We kennen allemaal wel mensen die last hebben van stemmingswisselingen. En iedereen weet dat er mensen bestaan die deze wisselingen cultiveren en gebruiken om anderen naar hun hand te zetten of ter bevrediging van een verlangen naar aandacht. Succes in dezen kan leiden tot het ontstaan van een niet of nauwelijks nog onder bewuste controle zijnde ‘dubbele’ persoonlijkheid. De ‘dader’ wordt ‘lijder’. Als er dan ook nog een dokter of psychiater bij wordt gehaald die een ‘stoornis’ constateert, is het onbewuste doel bereikt: men is het middelpunt van medische en familiaire zorg geworden. Een weg terug is dan nauwelijks nog mogelijk.
Ontstaan zo de hysterie en ‘dubbele persoonlijkheid’? Is het allemaal aangeleerd gedrag, een uit de hand gelopen spel bedoeld om arts en omstanders te behagen of te choqueren – maar in ieder geval aan zich te binden? Of is er sprake van ‘echte’ gespleten persoonlijkheden? Of lopen de categorieën ‘echt’ en aangeleerd’ voortdurend door elkaar? Het heeft er alle schijn van, want de geschiedenis van het fenomeen ‘meervoudige persoonlijkheid’ is een steeds weer opdoemende en wegstervende modegolf, sterk beïnvloed door de verlangens en verwachtingen van arts en publiek.
Het bekendste voorbeeld van deze golfbeweging is de opmerkelijke verdwijning van de hysterie rond de eeuwwisseling. Deze zette in de jaren ’90 in, onder de ingezetenen van de Parijse inrichting La Salpêtrière, na het overlijden van de geneesheer en beroemdste onderzoeker op dit terrein, Jean-Martin Charcot (1825-1893). Onder diens leiding was La Salpêtrière uitgegroeid tot hét onderzoeksinstituut op dit gebied, en de zalen lagen vol met de meest intrigerende gevallen.
De voornaamste reden voor het verdwijnen van Charcots troetelkinderen lijkt te zijn geweest dat zijn opvolger, Fulgence Raymond, niet in hen geïnteresseerd was. Een andere vooraanstaande arts aldaar, Jules-Joseph Déjerine, die in 1895 aantrad, geloofde al helemaal niet in zoiets als een ‘ziekte’ hysterie. Hij raadde de staf met zoveel woorden aan om in de nabijheid van patiënten niet over hysterie en haar symptomen te praten. Het zou ze maar op gedachten brengen.

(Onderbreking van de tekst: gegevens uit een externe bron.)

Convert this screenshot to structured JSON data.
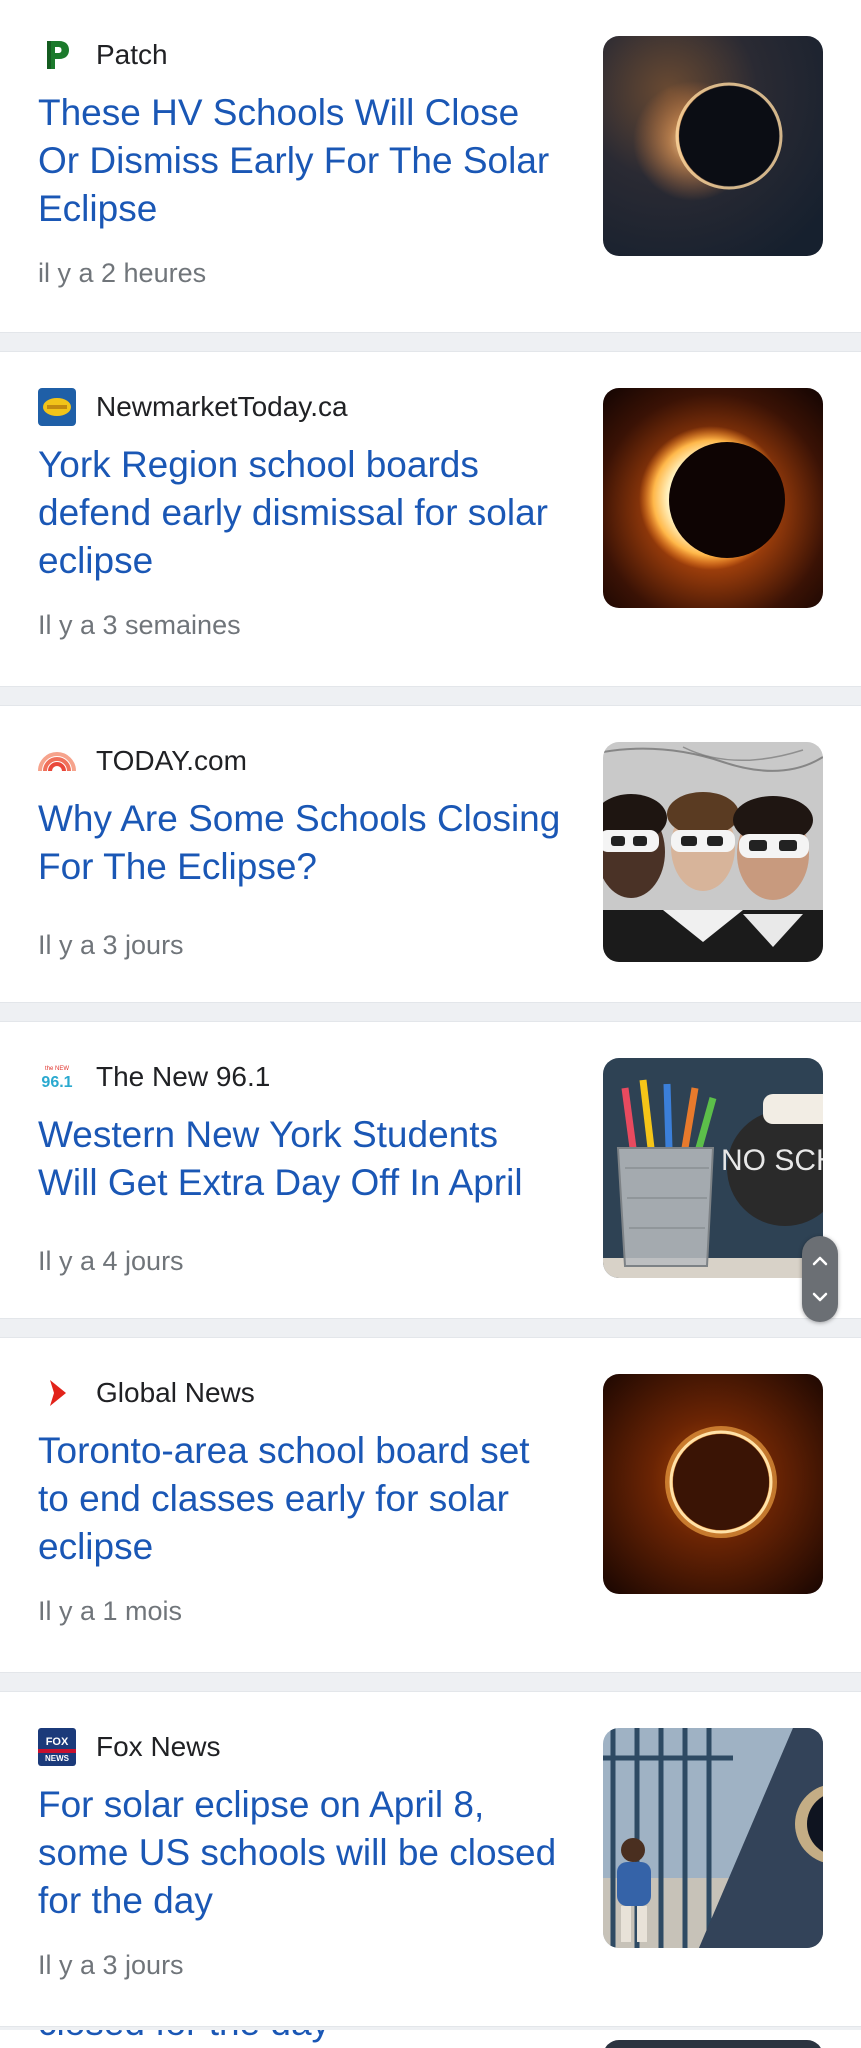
{
  "articles": [
    {
      "source": "Patch",
      "logo_icon": "patch-logo-icon",
      "title": "These HV Schools Will Close Or Dismiss Early For The Solar Eclipse",
      "time": "il y a 2 heures",
      "thumbnail": "solar-eclipse-ring-image"
    },
    {
      "source": "NewmarketToday.ca",
      "logo_icon": "newmarkettoday-logo-icon",
      "title": "York Region school boards defend early dismissal for solar eclipse",
      "time": "Il y a 3 semaines",
      "thumbnail": "solar-eclipse-orange-image"
    },
    {
      "source": "TODAY.com",
      "logo_icon": "today-rainbow-logo-icon",
      "title": "Why Are Some Schools Closing For The Eclipse?",
      "time": "Il y a 3 jours",
      "thumbnail": "students-eclipse-glasses-image"
    },
    {
      "source": "The New 96.1",
      "logo_icon": "new-96-1-logo-icon",
      "title": "Western New York Students Will Get Extra Day Off In April",
      "time": "Il y a 4 jours",
      "thumbnail": "no-school-pencils-image",
      "thumb_text": "NO SCHO"
    },
    {
      "source": "Global News",
      "logo_icon": "global-news-logo-icon",
      "title": "Toronto-area school board set to end classes early for solar eclipse",
      "time": "Il y a 1 mois",
      "thumbnail": "eclipse-ring-dark-image"
    },
    {
      "source": "Fox News",
      "logo_icon": "fox-news-logo-icon",
      "title": "For solar eclipse on April 8, some US schools will be closed for the day",
      "time": "Il y a 3 jours",
      "thumbnail": "student-school-gate-eclipse-image"
    }
  ],
  "partial_article": {
    "title_fragment": "closed for the day"
  },
  "scroll_control": {
    "up_icon": "chevron-up-icon",
    "down_icon": "chevron-down-icon"
  },
  "colors": {
    "title": "#1a57b5",
    "meta": "#70757a",
    "source": "#202124",
    "separator": "#eef0f3"
  }
}
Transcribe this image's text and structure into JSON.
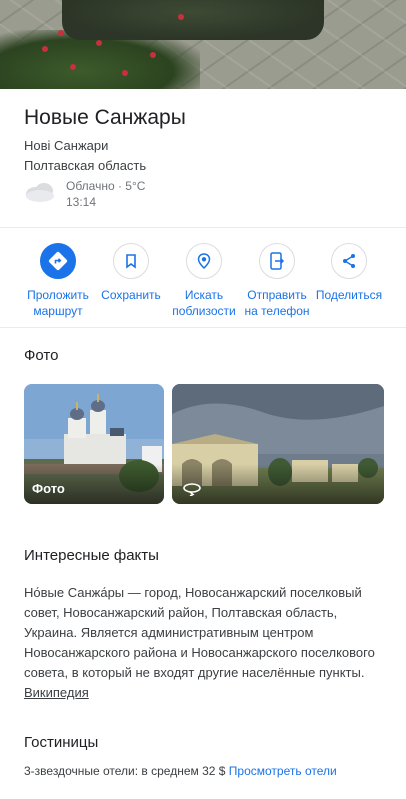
{
  "place": {
    "title": "Новые Санжары",
    "alt_name": "Нові Санжари",
    "region": "Полтавская область"
  },
  "weather": {
    "condition": "Облачно · 5°C",
    "time": "13:14",
    "icon": "cloud-icon"
  },
  "actions": [
    {
      "label": "Проложить маршрут",
      "icon": "directions-icon"
    },
    {
      "label": "Сохранить",
      "icon": "bookmark-icon"
    },
    {
      "label": "Искать поблизости",
      "icon": "nearby-icon"
    },
    {
      "label": "Отправить на телефон",
      "icon": "send-to-phone-icon"
    },
    {
      "label": "Поделиться",
      "icon": "share-icon"
    }
  ],
  "photos": {
    "title": "Фото",
    "items": [
      {
        "caption": "Фото"
      },
      {
        "caption": "",
        "icon": "360-icon"
      }
    ]
  },
  "facts": {
    "title": "Интересные факты",
    "text": "Но́вые Санжа́ры — город, Новосанжарский поселковый совет, Новосанжарский район, Полтавская область, Украина. Является административным центром Новосанжарского района и Новосанжарского поселкового совета, в который не входят другие населённые пункты.",
    "source": "Википедия"
  },
  "hotels": {
    "title": "Гостиницы",
    "summary": "3-звездочные отели: в среднем 32 $",
    "link": "Просмотреть отели"
  },
  "colors": {
    "accent": "#1a73e8",
    "text": "#202124",
    "secondary": "#70757a"
  }
}
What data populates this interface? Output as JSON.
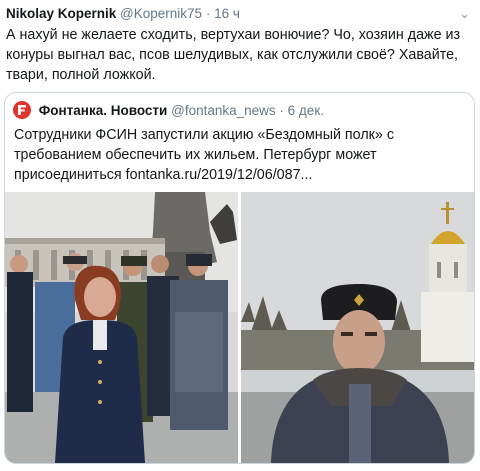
{
  "tweet": {
    "author_name": "Nikolay Kopernik",
    "handle": "@Kopernik75",
    "separator": "·",
    "time": "16 ч",
    "caret": "⌄",
    "text": "А нахуй не желаете сходить, вертухаи вонючие? Чо, хозяин даже из конуры выгнал вас, псов шелудивых, как отслужили своё? Хавайте, твари, полной ложкой."
  },
  "quote": {
    "author_name": "Фонтанка. Новости",
    "handle": "@fontanka_news",
    "separator": "·",
    "time": "6 дек.",
    "text": "Сотрудники ФСИН запустили акцию «Бездомный полк» с требованием обеспечить их жильем. Петербург может присоединиться  fontanka.ru/2019/12/06/087...",
    "logo_color": "#e2332e"
  },
  "media": {
    "left_photo": "group-of-officers-photo",
    "right_photo": "officer-in-fur-hat-photo"
  }
}
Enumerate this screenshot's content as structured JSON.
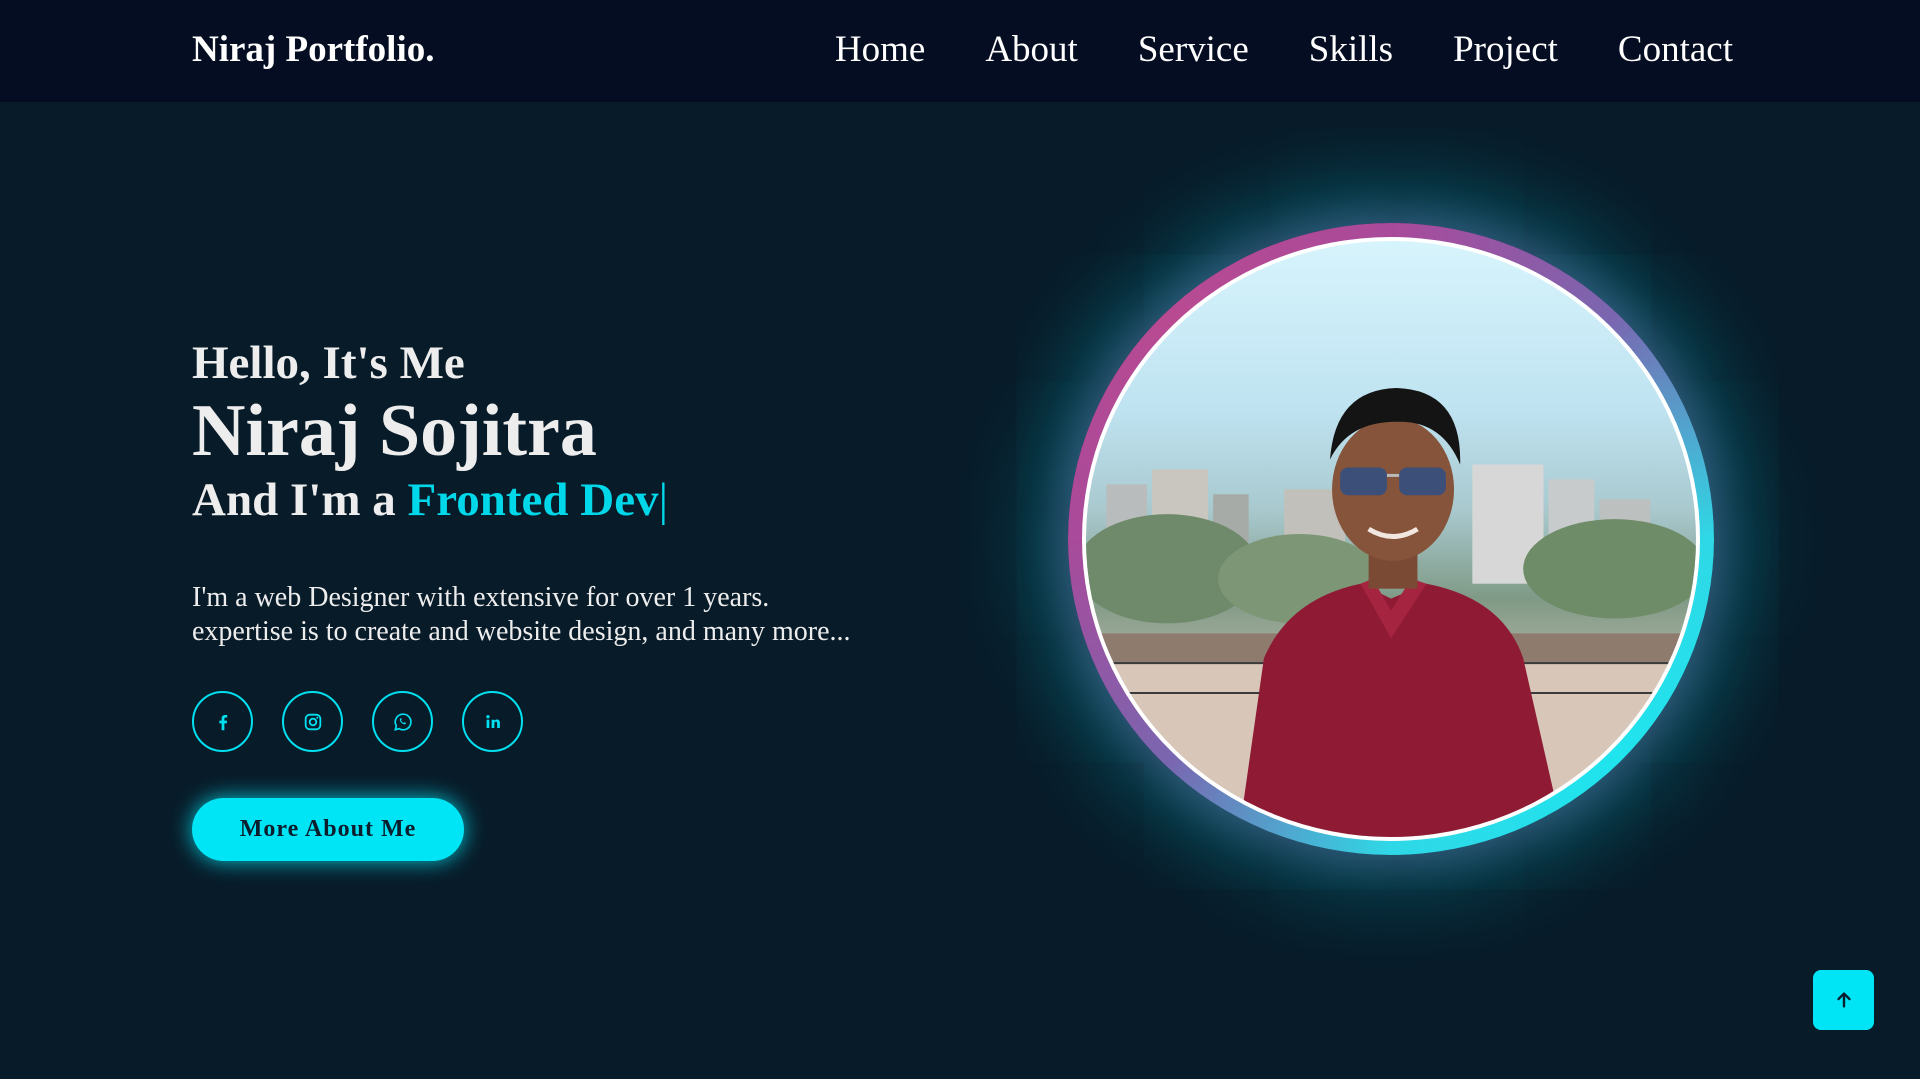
{
  "header": {
    "logo": "Niraj Portfolio.",
    "nav": [
      {
        "label": "Home"
      },
      {
        "label": "About"
      },
      {
        "label": "Service"
      },
      {
        "label": "Skills"
      },
      {
        "label": "Project"
      },
      {
        "label": "Contact"
      }
    ]
  },
  "hero": {
    "greeting": "Hello, It's Me",
    "name": "Niraj Sojitra",
    "role_prefix": "And I'm a ",
    "role_typed": "Fronted Dev",
    "role_cursor": "|",
    "description": [
      "I'm a web Designer with extensive for over 1 years.",
      "expertise is to create and website design, and many more..."
    ],
    "socials": [
      {
        "icon": "facebook-icon"
      },
      {
        "icon": "instagram-icon"
      },
      {
        "icon": "whatsapp-icon"
      },
      {
        "icon": "linkedin-icon"
      }
    ],
    "cta_label": "More About Me"
  },
  "scroll_top": {
    "icon": "arrow-up-icon"
  },
  "colors": {
    "background": "#081b29",
    "navbar": "#050d22",
    "accent": "#00e5f5",
    "text": "#ededed"
  }
}
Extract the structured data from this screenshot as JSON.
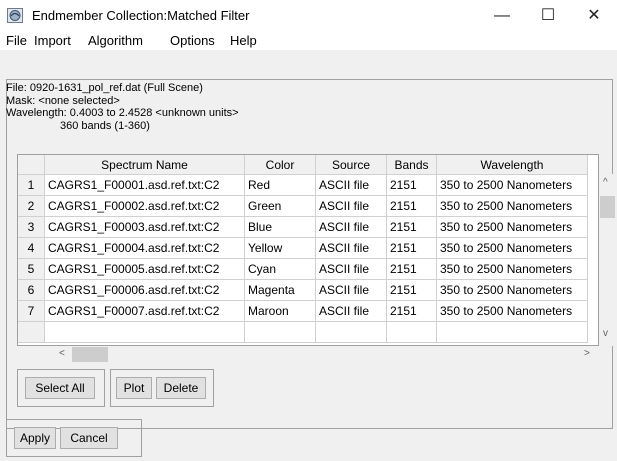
{
  "window": {
    "title": "Endmember Collection:Matched Filter",
    "minimize": "—",
    "maximize": "☐",
    "close": "✕",
    "icon": "envi-app-icon"
  },
  "menubar": [
    "File",
    "Import",
    "Algorithm",
    "Options",
    "Help"
  ],
  "info": {
    "file": "File: 0920-1631_pol_ref.dat (Full Scene)",
    "mask": "Mask: <none selected>",
    "wavelength": "Wavelength: 0.4003 to 2.4528 <unknown units>",
    "bands": "360 bands (1-360)"
  },
  "table": {
    "columns": [
      "Spectrum Name",
      "Color",
      "Source",
      "Bands",
      "Wavelength"
    ],
    "rows": [
      {
        "num": "1",
        "name": "CAGRS1_F00001.asd.ref.txt:C2",
        "color": "Red",
        "source": "ASCII file",
        "bands": "2151",
        "wavelength": "350 to 2500 Nanometers"
      },
      {
        "num": "2",
        "name": "CAGRS1_F00002.asd.ref.txt:C2",
        "color": "Green",
        "source": "ASCII file",
        "bands": "2151",
        "wavelength": "350 to 2500 Nanometers"
      },
      {
        "num": "3",
        "name": "CAGRS1_F00003.asd.ref.txt:C2",
        "color": "Blue",
        "source": "ASCII file",
        "bands": "2151",
        "wavelength": "350 to 2500 Nanometers"
      },
      {
        "num": "4",
        "name": "CAGRS1_F00004.asd.ref.txt:C2",
        "color": "Yellow",
        "source": "ASCII file",
        "bands": "2151",
        "wavelength": "350 to 2500 Nanometers"
      },
      {
        "num": "5",
        "name": "CAGRS1_F00005.asd.ref.txt:C2",
        "color": "Cyan",
        "source": "ASCII file",
        "bands": "2151",
        "wavelength": "350 to 2500 Nanometers"
      },
      {
        "num": "6",
        "name": "CAGRS1_F00006.asd.ref.txt:C2",
        "color": "Magenta",
        "source": "ASCII file",
        "bands": "2151",
        "wavelength": "350 to 2500 Nanometers"
      },
      {
        "num": "7",
        "name": "CAGRS1_F00007.asd.ref.txt:C2",
        "color": "Maroon",
        "source": "ASCII file",
        "bands": "2151",
        "wavelength": "350 to 2500 Nanometers"
      }
    ]
  },
  "buttons": {
    "select_all": "Select All",
    "plot": "Plot",
    "delete": "Delete",
    "apply": "Apply",
    "cancel": "Cancel"
  },
  "scroll_glyphs": {
    "up": "^",
    "down": "v",
    "left": "<",
    "right": ">"
  }
}
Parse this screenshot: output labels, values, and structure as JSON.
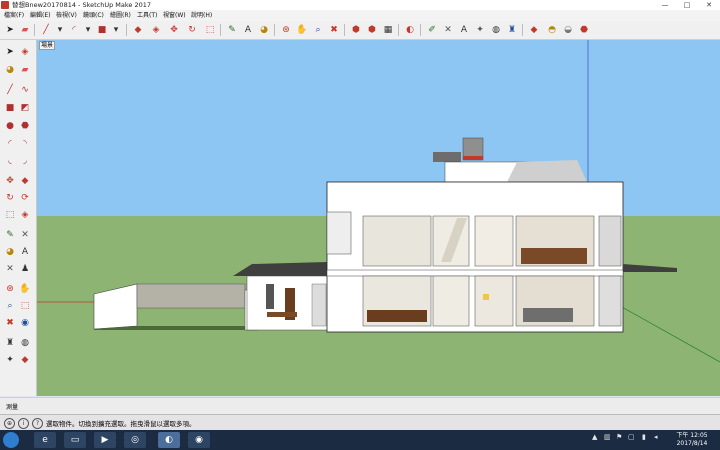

Uiteindelijk was het klimaat in de kliniek zo radicaal omgeslagen dat patiënten (meestal nieuwe, uit andere delen van Frankrijk arriverende gevallen) die een hysterische aanval kregen, door staf én medepatiënten vermanend werden toegesproken. Als Déjerine zijn ronde maakte liet hij hen weten dat zoiets toch zeker niet opnieuw mocht gebeuren.
Menselijke proeftuin
De kwaal werd niet genezen; de symptomen werden gewoon niet langer getolereerd. Het resultaat was een vrijwel volledig verdwijnen van de hysterici uit de annalen van La Salpêtrière. Het was een aanpak waar Charcot zelfs nooit van had kunnen dromen.
Charcot was een man met een missie. Na het behalen in 1860 van zijn agrégation (een diploma dat recht het gaf om te doceren aan de Parijse medische faculteit) vroeg hij om een aanstelling aan La Salpêtrière, een inrichting voor geesteszieken. Een weinig eervolle functie, maar Charcot wist dat hij alleen daar genoeg menselijk materiaal voor handen zou hebben om zijn theorieën te bewijzen. Hij wilde de neurologie moderniseren door de invoering van de in de geneeskunde zo succesvol gebleken ‘anatomisch-klinische methode’. Hierbij werden anamnese (de geschiedenis van de patiënt) en nauwgezette observatie gecombineerd met autopsie (onderzoek na overlijden). Langs deze weg hadden anderen al vele ziekten die altijd op grond van de symptomen op één hoop werden gegooid uiteen gerafeld, en Charcot leverde op die manier gedurende de jaren ’60 verscheidene belangrijke bijdragen aan de neurologie.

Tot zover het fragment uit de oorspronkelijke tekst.